Under these circumstances, the present inventors made every effort to study on a novel process for industrial production of cyclotetrasaccharide. As disclosed in PTC/JP01/04276, the present inventors found microorganisms of the genera Bacillus and Arthrobacter which produce an absolutely novel and ever unknown enzyme, α-isomaltosyl-transferring enzyme for forming cyclotetrasaccharide from a saccharide with a glucose polymerization degree of 3 or higher and bearing both the α-1,6 glucosidic linkage as a linkage at the non-reducing end and the α-1,4 glucosidic linkage other than the linkage at the non-reducing end. They found and disclosed in PCT/JP01/06412 that these microorganisms also produced another novel enzyme, α-isomaltosylglucosaccharide-forming enzyme which forms a saccharide with a glucose polymerization degree of 3 or higher and bearing both the α-1,6 glucosidic linkage as a linkage at the non-reducing end and the α-1,4 glucosidic linkage other than the linkage at the non-reducing end from saccharides with a glucose polymerization degree of 2 or higher. Furthermore, the present inventors found that cyclotetrasaccharide can be obtained from starchy saccharides with a glucose polymerization degree of 3 or higher by using α-isomaltosyl-transferring enzyme and α-isomaltosylglucosaccharide-forming enzyme. However, since the productivities of α-isomaltosyl-transferring enzyme of these microorganisms were not enough, a large-scale cultivation of these microorganisms is substantially difficult for industrial scale production of cyclotetrasaccharide.

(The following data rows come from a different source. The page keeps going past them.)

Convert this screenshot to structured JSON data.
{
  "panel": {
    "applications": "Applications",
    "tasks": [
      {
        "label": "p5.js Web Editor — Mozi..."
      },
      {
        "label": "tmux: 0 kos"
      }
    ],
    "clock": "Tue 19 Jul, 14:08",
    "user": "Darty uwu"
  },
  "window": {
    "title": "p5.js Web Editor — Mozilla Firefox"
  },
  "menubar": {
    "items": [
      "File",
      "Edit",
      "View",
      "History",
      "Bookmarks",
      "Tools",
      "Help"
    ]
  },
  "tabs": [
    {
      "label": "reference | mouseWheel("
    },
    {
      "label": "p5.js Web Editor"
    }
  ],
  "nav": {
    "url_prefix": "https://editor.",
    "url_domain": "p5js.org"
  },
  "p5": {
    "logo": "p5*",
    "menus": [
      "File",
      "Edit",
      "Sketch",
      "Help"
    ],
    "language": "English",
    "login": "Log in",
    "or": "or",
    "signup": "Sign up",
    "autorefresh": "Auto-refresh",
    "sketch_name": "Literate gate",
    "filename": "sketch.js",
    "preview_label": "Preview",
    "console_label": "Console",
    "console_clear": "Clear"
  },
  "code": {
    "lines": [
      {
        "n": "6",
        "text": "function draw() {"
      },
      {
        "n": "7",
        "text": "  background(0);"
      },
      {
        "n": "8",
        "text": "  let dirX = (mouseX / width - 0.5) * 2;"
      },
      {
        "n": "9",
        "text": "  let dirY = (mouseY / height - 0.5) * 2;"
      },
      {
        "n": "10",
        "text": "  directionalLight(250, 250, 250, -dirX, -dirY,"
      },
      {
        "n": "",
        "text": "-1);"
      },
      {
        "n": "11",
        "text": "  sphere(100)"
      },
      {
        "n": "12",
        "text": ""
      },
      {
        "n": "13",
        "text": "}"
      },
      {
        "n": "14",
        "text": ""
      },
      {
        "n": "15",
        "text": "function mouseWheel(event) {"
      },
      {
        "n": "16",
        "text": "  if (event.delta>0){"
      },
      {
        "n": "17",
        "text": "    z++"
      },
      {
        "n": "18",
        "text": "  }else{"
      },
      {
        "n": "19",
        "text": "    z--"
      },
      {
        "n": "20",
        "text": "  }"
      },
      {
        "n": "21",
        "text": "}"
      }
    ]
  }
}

Now, it has been revealed that the entity of the enzyme is a polypeptide, and the enzymatic activity is controlled by its amino acid sequence, as well as a DNA that encodes the amino acid sequence. Therefore, if a gene which encodes the polypeptide will be isolated, and if its nucleotide sequence will be determined, it will be relatively easy to prepare the desired amount of the polypeptide by a method which comprises the steps of constructing a recombinant DNA containing a gene which encodes the polypeptide, introducing the recombinant DNA into host-cells of microorganisms, animals or plants, and culturing the obtained transformants.
Under these circumstances, required are the isolation of a gene encoding a polypeptide as the entity of α-isomaltosyl-transferring enzyme, sequencing of the nucleotide sequence, and stable preparation of the polypeptide in large scale and at a relatively low cost.